Bo's Coffee has plenty of cakes, including the New York Cheesecake, the Dulce de leche, Blueberry Cheesecake, and Oreo Cheesecake. Other desserts include donuts, waffles, cookies, and bread. There are also some meals, including bacon and corn beef. Pasta is also served with a slice of garlic bread.

== Advertising ==
On July 1, 2023, Bo's Coffee and Red Bull partnered, creating two Red Bull-infused drinks, named the Sunset Orange Fizz and the Golden Passion Bliss. The Sunset Orange Fizz combined Red Bull with orange juice and strawberry syrup. Gold Passion Bliss was more tropical and tangier. The partnership ended on August 31, the same year.

== Reception ==
Blog website Coffeehan described the place to "recommend to anyone who likes good tasting coffee". Some complaints were said about the prices, although the rest turned out to be positive. The blog also added that Bo's Coffee "makes good coffee, which is not a disservice to the word in the company's name". Travel website TripZilla described Bo's as having a "peaceful environment", adding "you can never go wrong with Bo's". In another post, TripZilla described the shop as a "cozy, laid-back, coffee shop". Another positive review came from website Laptop Friendly Cafe, which described it as a "peaceful escape, perfect for studying and socializing", the seats also create a "serene ambience". Some complaints were made about mosquitoes and slow service. The review also noted "well-maintained environment", "friendly staff", "elegant interior", and more.

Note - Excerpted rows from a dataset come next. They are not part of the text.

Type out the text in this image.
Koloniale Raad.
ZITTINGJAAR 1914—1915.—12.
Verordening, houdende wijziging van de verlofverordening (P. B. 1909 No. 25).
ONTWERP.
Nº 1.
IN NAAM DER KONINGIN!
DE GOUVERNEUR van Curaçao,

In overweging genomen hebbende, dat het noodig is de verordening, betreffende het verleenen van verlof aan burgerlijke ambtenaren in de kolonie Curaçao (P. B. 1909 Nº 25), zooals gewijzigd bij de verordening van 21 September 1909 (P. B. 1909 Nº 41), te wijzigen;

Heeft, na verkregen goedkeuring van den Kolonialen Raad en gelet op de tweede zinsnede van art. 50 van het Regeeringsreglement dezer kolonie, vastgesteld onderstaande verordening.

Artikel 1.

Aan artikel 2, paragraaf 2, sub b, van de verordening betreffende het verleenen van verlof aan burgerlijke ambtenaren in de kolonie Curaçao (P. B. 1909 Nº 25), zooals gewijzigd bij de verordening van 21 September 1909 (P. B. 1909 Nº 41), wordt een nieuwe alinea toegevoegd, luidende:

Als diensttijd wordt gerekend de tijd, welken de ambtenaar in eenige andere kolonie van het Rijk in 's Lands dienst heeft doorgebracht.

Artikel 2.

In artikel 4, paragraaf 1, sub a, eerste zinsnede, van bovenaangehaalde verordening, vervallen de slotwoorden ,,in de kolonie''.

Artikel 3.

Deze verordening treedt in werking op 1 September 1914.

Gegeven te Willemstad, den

SunStar described the coffee as indicating a "base of Coffea arabica" but with a more "pleasant, mellow finish". Blog website BeingJellyBeans described the store as a "versatile space for every occasion". "The moment you step inside, you’re greeted by warm, inviting interiors," the blog added. The blog website ended the review with a positive note, saying that the "next time you're in Makati, make sure to experience it yourself". Another blog website Food in Space described it as an "eco-friendly cafe", with the interior noting "woods, bricks, and rattan". Just before the opening of the General Santos Branch, local news website Gensan News described the food as "the best delectable cakes and coffees from the kitchen".